So it turns out we really hate spending time with our own thoughts, so much so in fact that we'd rather send electric shocks through out bodies than do it.
A new study has revealed that rather than spend 11-15 minutes in a room, people would rather electrocute themselves than spend time thinking alone.
Conducted by a team at the University of Virginia the study has found that ultimately human beings would rather be actively doing something than nothing, even if it's negative.
Rather than suggesting we're all just really self-deprecating the truth is far more scientific.
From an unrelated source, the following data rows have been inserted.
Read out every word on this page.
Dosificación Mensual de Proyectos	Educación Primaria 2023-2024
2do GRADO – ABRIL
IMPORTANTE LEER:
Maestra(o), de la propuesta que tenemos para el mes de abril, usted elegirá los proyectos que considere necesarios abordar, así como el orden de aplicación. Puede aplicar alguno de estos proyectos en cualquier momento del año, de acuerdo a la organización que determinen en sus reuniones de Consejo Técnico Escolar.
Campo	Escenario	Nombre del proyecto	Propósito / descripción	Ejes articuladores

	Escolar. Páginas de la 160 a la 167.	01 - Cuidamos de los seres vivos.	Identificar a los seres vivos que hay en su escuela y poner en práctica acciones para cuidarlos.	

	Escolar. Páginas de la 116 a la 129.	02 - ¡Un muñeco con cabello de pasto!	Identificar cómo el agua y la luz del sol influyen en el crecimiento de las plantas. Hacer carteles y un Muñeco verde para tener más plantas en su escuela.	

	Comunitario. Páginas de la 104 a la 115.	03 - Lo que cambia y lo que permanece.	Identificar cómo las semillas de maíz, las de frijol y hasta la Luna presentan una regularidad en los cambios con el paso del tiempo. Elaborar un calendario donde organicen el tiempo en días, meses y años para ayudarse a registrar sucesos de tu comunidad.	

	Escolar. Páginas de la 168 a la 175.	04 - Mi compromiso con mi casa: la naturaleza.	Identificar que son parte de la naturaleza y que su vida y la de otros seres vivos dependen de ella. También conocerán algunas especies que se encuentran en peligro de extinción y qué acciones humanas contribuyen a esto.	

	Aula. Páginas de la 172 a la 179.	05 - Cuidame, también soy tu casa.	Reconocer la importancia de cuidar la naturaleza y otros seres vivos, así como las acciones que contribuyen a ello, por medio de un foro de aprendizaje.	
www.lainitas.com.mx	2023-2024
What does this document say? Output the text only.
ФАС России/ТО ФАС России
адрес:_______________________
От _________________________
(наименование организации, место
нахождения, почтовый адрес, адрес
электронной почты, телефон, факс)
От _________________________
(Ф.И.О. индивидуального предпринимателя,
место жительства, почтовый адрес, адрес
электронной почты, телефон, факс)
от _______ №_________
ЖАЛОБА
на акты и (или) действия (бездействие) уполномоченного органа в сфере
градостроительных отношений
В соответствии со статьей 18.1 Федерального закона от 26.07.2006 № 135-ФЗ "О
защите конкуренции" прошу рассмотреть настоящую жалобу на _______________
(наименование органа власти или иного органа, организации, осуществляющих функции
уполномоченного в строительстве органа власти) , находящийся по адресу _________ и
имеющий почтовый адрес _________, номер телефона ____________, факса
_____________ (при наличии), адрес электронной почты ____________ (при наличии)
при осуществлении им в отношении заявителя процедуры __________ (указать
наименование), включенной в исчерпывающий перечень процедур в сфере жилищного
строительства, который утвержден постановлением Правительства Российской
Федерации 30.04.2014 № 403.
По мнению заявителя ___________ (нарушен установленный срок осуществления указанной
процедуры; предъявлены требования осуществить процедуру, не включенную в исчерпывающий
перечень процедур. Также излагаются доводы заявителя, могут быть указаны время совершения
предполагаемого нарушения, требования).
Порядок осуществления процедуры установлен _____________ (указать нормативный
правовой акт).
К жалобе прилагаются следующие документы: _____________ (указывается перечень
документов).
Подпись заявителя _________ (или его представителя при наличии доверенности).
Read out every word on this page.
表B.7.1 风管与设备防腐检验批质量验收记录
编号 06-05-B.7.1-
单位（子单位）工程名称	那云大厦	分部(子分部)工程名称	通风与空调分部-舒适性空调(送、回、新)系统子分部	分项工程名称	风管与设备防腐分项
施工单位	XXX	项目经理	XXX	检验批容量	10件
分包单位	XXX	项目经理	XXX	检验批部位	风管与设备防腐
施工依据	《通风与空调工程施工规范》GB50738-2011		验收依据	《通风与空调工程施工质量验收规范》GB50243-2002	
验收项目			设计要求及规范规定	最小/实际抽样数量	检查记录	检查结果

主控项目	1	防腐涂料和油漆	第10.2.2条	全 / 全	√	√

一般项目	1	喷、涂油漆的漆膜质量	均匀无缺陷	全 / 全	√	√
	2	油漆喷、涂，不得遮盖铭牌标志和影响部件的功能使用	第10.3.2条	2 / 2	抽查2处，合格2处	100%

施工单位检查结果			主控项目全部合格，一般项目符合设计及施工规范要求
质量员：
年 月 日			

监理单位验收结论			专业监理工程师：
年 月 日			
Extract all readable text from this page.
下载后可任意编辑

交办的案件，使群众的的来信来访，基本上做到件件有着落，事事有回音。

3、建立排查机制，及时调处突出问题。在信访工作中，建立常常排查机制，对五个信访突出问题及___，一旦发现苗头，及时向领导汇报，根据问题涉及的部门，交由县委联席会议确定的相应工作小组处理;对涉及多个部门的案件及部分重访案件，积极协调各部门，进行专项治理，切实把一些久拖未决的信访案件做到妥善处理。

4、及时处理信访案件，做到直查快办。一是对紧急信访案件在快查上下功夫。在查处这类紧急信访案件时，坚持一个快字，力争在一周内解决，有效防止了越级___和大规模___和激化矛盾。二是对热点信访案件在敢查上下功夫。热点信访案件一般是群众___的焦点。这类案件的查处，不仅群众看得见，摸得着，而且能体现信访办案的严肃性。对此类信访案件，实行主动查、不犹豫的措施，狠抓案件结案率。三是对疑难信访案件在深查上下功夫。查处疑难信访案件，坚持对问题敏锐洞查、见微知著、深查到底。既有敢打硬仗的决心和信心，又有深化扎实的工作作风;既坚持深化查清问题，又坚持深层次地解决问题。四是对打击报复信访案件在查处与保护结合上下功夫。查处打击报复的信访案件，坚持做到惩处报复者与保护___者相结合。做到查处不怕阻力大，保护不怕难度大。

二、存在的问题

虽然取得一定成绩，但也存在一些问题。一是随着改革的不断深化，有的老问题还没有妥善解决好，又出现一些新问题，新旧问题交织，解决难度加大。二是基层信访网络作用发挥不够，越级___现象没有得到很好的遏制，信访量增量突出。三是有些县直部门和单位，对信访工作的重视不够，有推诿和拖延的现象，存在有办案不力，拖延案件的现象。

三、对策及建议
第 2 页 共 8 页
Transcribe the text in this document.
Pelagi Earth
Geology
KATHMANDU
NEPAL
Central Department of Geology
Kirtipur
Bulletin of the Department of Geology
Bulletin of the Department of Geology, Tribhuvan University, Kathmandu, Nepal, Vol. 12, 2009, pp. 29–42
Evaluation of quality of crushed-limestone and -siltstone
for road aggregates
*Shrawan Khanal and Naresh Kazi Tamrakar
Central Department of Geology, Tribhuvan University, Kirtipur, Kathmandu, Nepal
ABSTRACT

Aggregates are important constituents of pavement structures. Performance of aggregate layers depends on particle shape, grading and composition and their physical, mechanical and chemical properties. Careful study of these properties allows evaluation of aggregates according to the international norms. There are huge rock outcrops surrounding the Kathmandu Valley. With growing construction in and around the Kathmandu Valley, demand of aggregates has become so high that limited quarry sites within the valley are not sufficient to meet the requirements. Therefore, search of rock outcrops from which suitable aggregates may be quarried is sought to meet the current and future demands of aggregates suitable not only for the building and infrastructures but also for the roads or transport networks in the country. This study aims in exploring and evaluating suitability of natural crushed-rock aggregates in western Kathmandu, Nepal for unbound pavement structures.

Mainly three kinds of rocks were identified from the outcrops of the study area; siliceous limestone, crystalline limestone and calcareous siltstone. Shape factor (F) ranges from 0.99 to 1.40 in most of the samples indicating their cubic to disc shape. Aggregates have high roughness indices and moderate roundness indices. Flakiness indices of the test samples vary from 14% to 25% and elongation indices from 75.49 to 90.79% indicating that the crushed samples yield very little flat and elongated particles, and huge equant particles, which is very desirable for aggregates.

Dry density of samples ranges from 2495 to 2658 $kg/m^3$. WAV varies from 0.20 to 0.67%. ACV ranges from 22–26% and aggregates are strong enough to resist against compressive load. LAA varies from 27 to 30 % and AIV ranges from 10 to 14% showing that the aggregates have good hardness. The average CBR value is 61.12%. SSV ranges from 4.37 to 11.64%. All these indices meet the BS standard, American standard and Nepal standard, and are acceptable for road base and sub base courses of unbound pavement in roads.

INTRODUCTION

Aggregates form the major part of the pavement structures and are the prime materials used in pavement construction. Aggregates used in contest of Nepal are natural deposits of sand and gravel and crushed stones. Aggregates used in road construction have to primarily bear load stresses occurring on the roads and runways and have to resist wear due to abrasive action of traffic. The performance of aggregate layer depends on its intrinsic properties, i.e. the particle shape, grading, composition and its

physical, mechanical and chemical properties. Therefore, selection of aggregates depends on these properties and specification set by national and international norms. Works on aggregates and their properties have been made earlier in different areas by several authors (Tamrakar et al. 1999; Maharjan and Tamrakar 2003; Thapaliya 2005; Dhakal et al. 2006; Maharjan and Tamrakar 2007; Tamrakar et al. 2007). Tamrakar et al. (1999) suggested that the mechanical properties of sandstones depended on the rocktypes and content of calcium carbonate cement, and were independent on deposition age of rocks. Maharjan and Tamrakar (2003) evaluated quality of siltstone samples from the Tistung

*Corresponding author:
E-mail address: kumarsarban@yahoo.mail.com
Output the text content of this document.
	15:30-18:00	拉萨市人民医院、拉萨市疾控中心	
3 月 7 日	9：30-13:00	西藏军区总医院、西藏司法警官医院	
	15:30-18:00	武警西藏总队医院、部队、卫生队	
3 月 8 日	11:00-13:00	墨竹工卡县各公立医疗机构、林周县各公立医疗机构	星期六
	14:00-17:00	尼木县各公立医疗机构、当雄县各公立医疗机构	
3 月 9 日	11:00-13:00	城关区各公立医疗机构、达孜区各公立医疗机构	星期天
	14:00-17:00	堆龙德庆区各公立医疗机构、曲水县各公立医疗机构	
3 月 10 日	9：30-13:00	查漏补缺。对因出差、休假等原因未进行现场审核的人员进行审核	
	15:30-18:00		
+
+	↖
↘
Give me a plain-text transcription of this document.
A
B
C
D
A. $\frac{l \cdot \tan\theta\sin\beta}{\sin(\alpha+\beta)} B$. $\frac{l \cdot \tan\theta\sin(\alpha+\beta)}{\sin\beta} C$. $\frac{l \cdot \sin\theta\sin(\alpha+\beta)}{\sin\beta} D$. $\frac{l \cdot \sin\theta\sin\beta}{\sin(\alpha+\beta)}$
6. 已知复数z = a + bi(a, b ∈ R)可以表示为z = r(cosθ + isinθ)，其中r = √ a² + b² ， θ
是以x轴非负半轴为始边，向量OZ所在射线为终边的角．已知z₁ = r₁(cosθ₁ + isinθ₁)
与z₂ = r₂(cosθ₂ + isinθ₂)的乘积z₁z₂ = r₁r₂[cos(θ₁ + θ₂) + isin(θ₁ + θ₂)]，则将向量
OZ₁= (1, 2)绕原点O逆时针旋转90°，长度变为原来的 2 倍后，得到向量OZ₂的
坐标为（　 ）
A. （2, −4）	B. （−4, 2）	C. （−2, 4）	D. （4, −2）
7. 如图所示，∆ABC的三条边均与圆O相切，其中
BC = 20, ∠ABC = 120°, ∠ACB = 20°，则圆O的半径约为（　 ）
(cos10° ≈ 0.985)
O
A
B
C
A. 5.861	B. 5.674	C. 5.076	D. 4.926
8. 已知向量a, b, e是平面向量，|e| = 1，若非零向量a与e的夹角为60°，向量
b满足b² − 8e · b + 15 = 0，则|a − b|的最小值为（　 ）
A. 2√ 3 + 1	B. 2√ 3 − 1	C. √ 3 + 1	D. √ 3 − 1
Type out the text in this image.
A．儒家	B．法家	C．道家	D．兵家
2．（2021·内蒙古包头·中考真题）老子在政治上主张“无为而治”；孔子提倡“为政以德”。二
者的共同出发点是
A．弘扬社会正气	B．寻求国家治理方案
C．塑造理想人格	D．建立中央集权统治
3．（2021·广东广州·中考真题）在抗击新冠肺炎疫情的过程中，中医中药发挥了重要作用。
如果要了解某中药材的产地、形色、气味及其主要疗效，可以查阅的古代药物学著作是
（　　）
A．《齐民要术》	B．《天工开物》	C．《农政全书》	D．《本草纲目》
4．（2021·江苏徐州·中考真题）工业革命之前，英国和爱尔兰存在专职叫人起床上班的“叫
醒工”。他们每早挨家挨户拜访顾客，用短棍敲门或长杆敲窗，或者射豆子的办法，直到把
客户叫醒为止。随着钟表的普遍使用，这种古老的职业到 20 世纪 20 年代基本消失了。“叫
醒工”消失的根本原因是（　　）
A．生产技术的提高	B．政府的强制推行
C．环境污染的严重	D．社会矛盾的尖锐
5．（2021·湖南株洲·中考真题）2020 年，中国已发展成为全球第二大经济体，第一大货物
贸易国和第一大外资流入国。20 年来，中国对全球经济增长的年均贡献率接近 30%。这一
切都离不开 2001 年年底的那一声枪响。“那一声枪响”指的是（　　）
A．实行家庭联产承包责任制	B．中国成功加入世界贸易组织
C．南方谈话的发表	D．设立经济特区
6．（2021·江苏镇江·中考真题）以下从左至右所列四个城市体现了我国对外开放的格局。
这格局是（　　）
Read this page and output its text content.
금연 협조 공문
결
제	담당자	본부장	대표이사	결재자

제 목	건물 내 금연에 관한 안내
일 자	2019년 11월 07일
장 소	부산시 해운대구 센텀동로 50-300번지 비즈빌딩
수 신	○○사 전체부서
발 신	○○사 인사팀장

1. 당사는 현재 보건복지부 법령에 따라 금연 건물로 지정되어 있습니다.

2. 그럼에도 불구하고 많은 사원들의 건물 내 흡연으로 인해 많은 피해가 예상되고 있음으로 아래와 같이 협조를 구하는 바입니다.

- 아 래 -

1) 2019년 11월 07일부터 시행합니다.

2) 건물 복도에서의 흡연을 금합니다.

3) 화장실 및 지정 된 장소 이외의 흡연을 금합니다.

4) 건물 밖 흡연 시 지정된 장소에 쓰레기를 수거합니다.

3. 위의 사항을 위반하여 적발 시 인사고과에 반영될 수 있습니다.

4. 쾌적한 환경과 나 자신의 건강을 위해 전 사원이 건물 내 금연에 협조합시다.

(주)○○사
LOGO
Humans have evolved to use our intelligence to analyse the environment around us, detecting and evaluating dangers so to devote that resource in an introverted way is simply unnatural.
With this in mind you suddenly realise just how tough a job Plato had on his hands; constantly fighting the urge to stab himself in the knee over becoming one of our most prominent philosophers.
Talking in Science Magazine, one of the papers main authors Timothy Wilson offered some insight into how us as humans might be able to move away from the urge to electrocute ourselves.
“I suspect that a little practice with just thinking pleasant thoughts in one form or another could work too,” Wilson offered, before laughing. “As I say that, it sounds sort of audacious to say, well, the Buddhists have had two thousand years of mediation training, but I can train people to do it easier. We certainly haven’t succeeded in doing it yet. This is something I want to test.”